YORKSHIRE OPEN BARNSLEY 12.2.2017

YORKSHIRE OPEN FEBRUARY 2017. Now the Kyu grades were busy but they have 8 areas and lots of refs, the Yorkshire have 7 areas and not all are full size and a distinct shortage of quality refs, so these days are very different but the standard was as good at both. It is nice to compete at the highest standards but sometimes it’s even nicer just to have a few easy wins. There seems to be little of this nowadays but our kids were amazing and pulled off their usual personal best performances. This day turned out to be epic in more ways than one.

We left early at 5.45am and just as well too as the coach or should I say fridge on wheels with its jammed on air conditioning was running on kangaroo juice and as we bounced our way down the A19 a feeling of imminent disaster began to build in me. By the time we hit Wetherby we were hitting the hills at 5 MPH. The coach struggled on to Wooley edge services where it gave up and died of old age I believe.  What happened next was a Dokan equivalent of Dunkirk as nine cars that had made the journey to Barnsley done a dry land evacuation of Wooley edge and came to pick everyone up. I got a taxi and arrived first to meet the organiser. Thanks to Tracy Fellows for ringing the cabs.  So the day began in the most bizarre of circumstances and as soon as I walked through the doors I knew the event would not finish on schedule.
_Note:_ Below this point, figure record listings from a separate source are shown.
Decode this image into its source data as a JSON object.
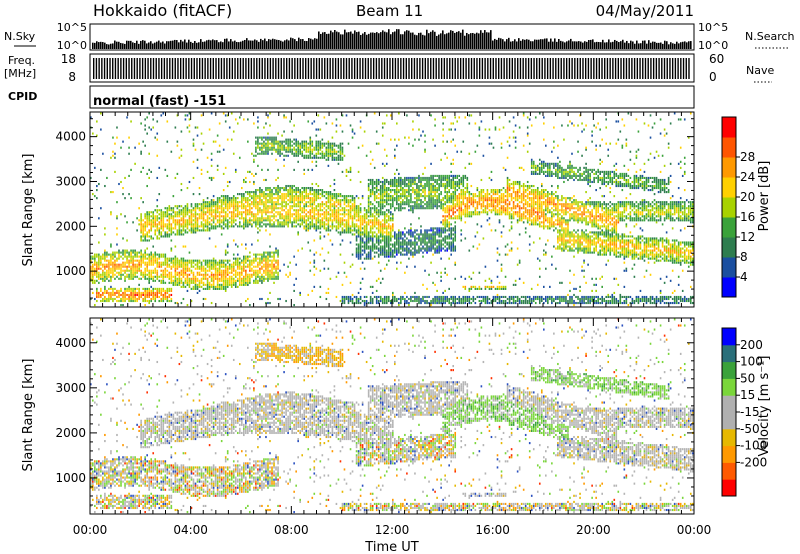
{
  "header": {
    "station": "Hokkaido (fitACF)",
    "beam": "Beam 11",
    "date": "04/May/2011"
  },
  "top_panels": {
    "nsky_label": "N.Sky",
    "nsearch_label": "N.Search",
    "nsky_ticks": [
      "10^5",
      "10^0"
    ],
    "freq_label_1": "Freq.",
    "freq_label_2": "[MHz]",
    "freq_ticks": [
      "18",
      "8"
    ],
    "nave_label": "Nave",
    "nave_ticks": [
      "60",
      "0"
    ],
    "cpid_label": "CPID",
    "cpid_text": "normal (fast) -151"
  },
  "colors": {
    "power": [
      "#0000ff",
      "#1a4fa0",
      "#2e7d4f",
      "#3aa23a",
      "#a8d200",
      "#ffd000",
      "#ff9900",
      "#ff5500",
      "#ff0000"
    ],
    "velocity": [
      "#ff0000",
      "#ff5a00",
      "#ff9900",
      "#e6b800",
      "#b0b0b0",
      "#b0b0b0",
      "#7ad63a",
      "#3aa23a",
      "#2a6f7a",
      "#0000ff"
    ]
  },
  "chart_data": [
    {
      "type": "heatmap",
      "name": "power",
      "ylabel": "Slant Range [km]",
      "xlabel": "",
      "ylim": [
        200,
        4550
      ],
      "xlim": [
        0,
        24
      ],
      "yticks": [
        "1000",
        "2000",
        "3000",
        "4000"
      ],
      "colorbar": {
        "label": "Power [dB]",
        "ticks": [
          "4",
          "8",
          "12",
          "16",
          "20",
          "24",
          "28"
        ]
      }
    },
    {
      "type": "heatmap",
      "name": "velocity",
      "ylabel": "Slant Range [km]",
      "xlabel": "Time UT",
      "ylim": [
        200,
        4550
      ],
      "xlim": [
        0,
        24
      ],
      "yticks": [
        "1000",
        "2000",
        "3000",
        "4000"
      ],
      "xticks": [
        "00:00",
        "04:00",
        "08:00",
        "12:00",
        "16:00",
        "20:00",
        "00:00"
      ],
      "colorbar": {
        "label": "Velocity [m s⁻¹]",
        "ticks": [
          "200",
          "100",
          "50",
          "15",
          "-15",
          "-50",
          "-100",
          "-200"
        ]
      }
    }
  ]
}
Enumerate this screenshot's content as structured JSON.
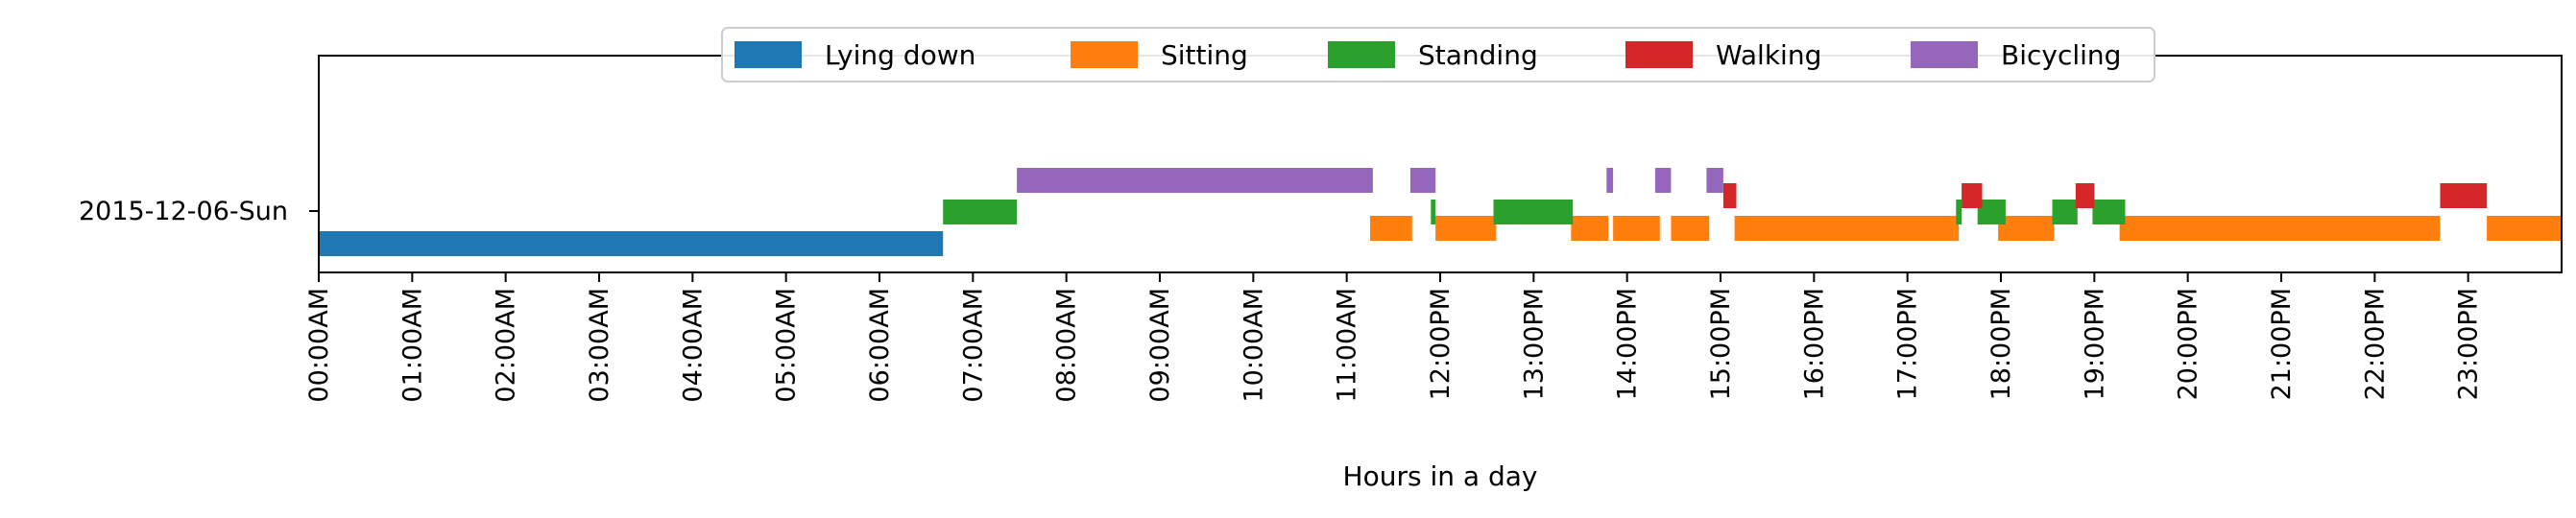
{
  "chart_data": {
    "type": "timeline",
    "xlabel": "Hours in a day",
    "row_label": "2015-12-06-Sun",
    "x_range_hours": [
      0,
      24
    ],
    "x_ticks": [
      "00:00AM",
      "01:00AM",
      "02:00AM",
      "03:00AM",
      "04:00AM",
      "05:00AM",
      "06:00AM",
      "07:00AM",
      "08:00AM",
      "09:00AM",
      "10:00AM",
      "11:00AM",
      "12:00PM",
      "13:00PM",
      "14:00PM",
      "15:00PM",
      "16:00PM",
      "17:00PM",
      "18:00PM",
      "19:00PM",
      "20:00PM",
      "21:00PM",
      "22:00PM",
      "23:00PM"
    ],
    "legend_position": "top-center",
    "grid": false,
    "series": [
      {
        "name": "Lying down",
        "color": "#1f77b4",
        "level": 0,
        "intervals": [
          [
            0.0,
            6.68
          ]
        ]
      },
      {
        "name": "Sitting",
        "color": "#ff7f0e",
        "level": 1,
        "intervals": [
          [
            11.25,
            11.7
          ],
          [
            11.95,
            12.6
          ],
          [
            13.4,
            13.8
          ],
          [
            13.85,
            14.35
          ],
          [
            14.47,
            14.88
          ],
          [
            15.15,
            17.5
          ],
          [
            17.5,
            17.55
          ],
          [
            17.97,
            18.57
          ],
          [
            19.27,
            22.7
          ],
          [
            23.2,
            24.0
          ]
        ]
      },
      {
        "name": "Standing",
        "color": "#2ca02c",
        "level": 2,
        "intervals": [
          [
            6.68,
            7.47
          ],
          [
            11.9,
            11.95
          ],
          [
            12.57,
            13.42
          ],
          [
            17.52,
            17.58
          ],
          [
            17.75,
            18.05
          ],
          [
            18.55,
            18.82
          ],
          [
            18.98,
            19.33
          ]
        ]
      },
      {
        "name": "Walking",
        "color": "#d62728",
        "level": 3,
        "intervals": [
          [
            15.03,
            15.17
          ],
          [
            17.58,
            17.8
          ],
          [
            18.8,
            19.0
          ],
          [
            22.7,
            23.2
          ]
        ]
      },
      {
        "name": "Bicycling",
        "color": "#9467bd",
        "level": 4,
        "intervals": [
          [
            7.47,
            11.28
          ],
          [
            11.68,
            11.95
          ],
          [
            13.78,
            13.85
          ],
          [
            14.3,
            14.47
          ],
          [
            14.85,
            15.03
          ]
        ]
      }
    ]
  }
}
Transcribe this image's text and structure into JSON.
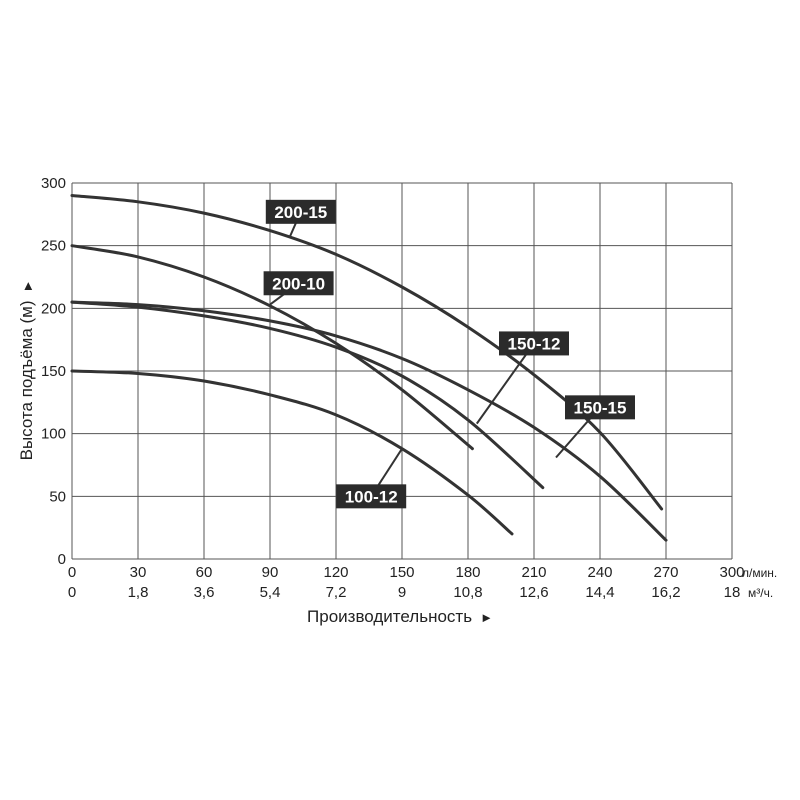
{
  "chart_data": {
    "type": "line",
    "title": "",
    "xlabel": "Производительность",
    "xlabel_arrow": "►",
    "ylabel": "Высота подъёма (м)",
    "ylabel_arrow": "►",
    "x_unit": "л/мин.",
    "x2_unit": "м³/ч.",
    "xlim": [
      0,
      300
    ],
    "ylim": [
      0,
      300
    ],
    "x_ticks": [
      "0",
      "30",
      "60",
      "90",
      "120",
      "150",
      "180",
      "210",
      "240",
      "270",
      "300"
    ],
    "x2_ticks": [
      "0",
      "1,8",
      "3,6",
      "5,4",
      "7,2",
      "9",
      "10,8",
      "12,6",
      "14,4",
      "16,2",
      "18"
    ],
    "y_ticks": [
      "0",
      "50",
      "100",
      "150",
      "200",
      "250",
      "300"
    ],
    "grid": true,
    "series": [
      {
        "name": "200-15",
        "x": [
          0,
          30,
          60,
          90,
          120,
          150,
          180,
          210,
          240,
          268
        ],
        "y": [
          290,
          285,
          276,
          262,
          243,
          217,
          185,
          147,
          101,
          40
        ]
      },
      {
        "name": "200-10",
        "x": [
          0,
          30,
          60,
          90,
          120,
          150,
          182
        ],
        "y": [
          250,
          241,
          225,
          202,
          172,
          135,
          88
        ]
      },
      {
        "name": "150-12",
        "x": [
          0,
          30,
          60,
          90,
          120,
          150,
          180,
          214
        ],
        "y": [
          205,
          201,
          194,
          184,
          169,
          146,
          111,
          57
        ]
      },
      {
        "name": "150-15",
        "x": [
          0,
          30,
          60,
          90,
          120,
          150,
          180,
          210,
          240,
          270
        ],
        "y": [
          205,
          203,
          198,
          190,
          178,
          160,
          135,
          105,
          66,
          15
        ]
      },
      {
        "name": "100-12",
        "x": [
          0,
          30,
          60,
          90,
          120,
          150,
          180,
          200
        ],
        "y": [
          150,
          148,
          142,
          131,
          115,
          88,
          51,
          20
        ]
      }
    ],
    "labels": [
      {
        "series": "200-15",
        "box_x": 104,
        "box_y": 277,
        "point_x": 99,
        "point_y": 257
      },
      {
        "series": "200-10",
        "box_x": 103,
        "box_y": 220,
        "point_x": 90,
        "point_y": 203
      },
      {
        "series": "150-12",
        "box_x": 210,
        "box_y": 172,
        "point_x": 184,
        "point_y": 108
      },
      {
        "series": "150-15",
        "box_x": 240,
        "box_y": 121,
        "point_x": 220,
        "point_y": 81
      },
      {
        "series": "100-12",
        "box_x": 136,
        "box_y": 50,
        "point_x": 150,
        "point_y": 88
      }
    ]
  }
}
Enough of the negativity though as positive things kept happening on the tatami, which is the matted area. There were some fabulous individual kata from Olivia Fellows /  Eve Palmer / Emma Snaith / Isobel Pye and Hannah Nicholson. I am sure there were more but I did not see everyone and these all stood out to me as having improved massively of late. Now that is an exceptional performance and she was the only person on the day to win three gold medals..

Another great victory for the club was the 7 year old girls kumite fighting where seven little Dokan angels dominated the area winning all four medals. The final was fought between twin sisters Grace and Emily Young. I really did enjoy this section. But lots of our kids fought courageously and it was kumite progress I was pleased about and the bravery of the Dokan kids. My hard line words of don’t be soft in the club have paid off.

Dokan pulled out of the last event for us at 7.45 nearly two hours later than I had promised the coach company. Only to find the replacement coach had broken down even before we boarded it. The driver managed to get it started but 30 miles up the motorway we broke down again. The trauma continued as we sat 2 hours in the dark on a chilly bus waiting for a rescue coach to locate us and take us home.

With my man flu kicking in, the fatigue of the day and the hassles and pressure I had experienced I deemed the entire thing a disaster on an unprecedented scale and I could not understand how everyone seemed to be so jolly. The following day in the club, kids were talking about the great adventure of breaking down in the dark. Most loved the tournament and things didn’t seem so bad in the light of day.

 This is why Dokan is unique, I attract kids with grit and determination, I nurture their ambition and develop skill and self-belief and toughen them up. Dokan kids are the best of the best, in the clubs we forge their character but without parental support it goes nowhere. Luckily Dokan parents are the best of the best too and can sit on a dark cold coach for two hours after a long stressful day and make light of the entire thing.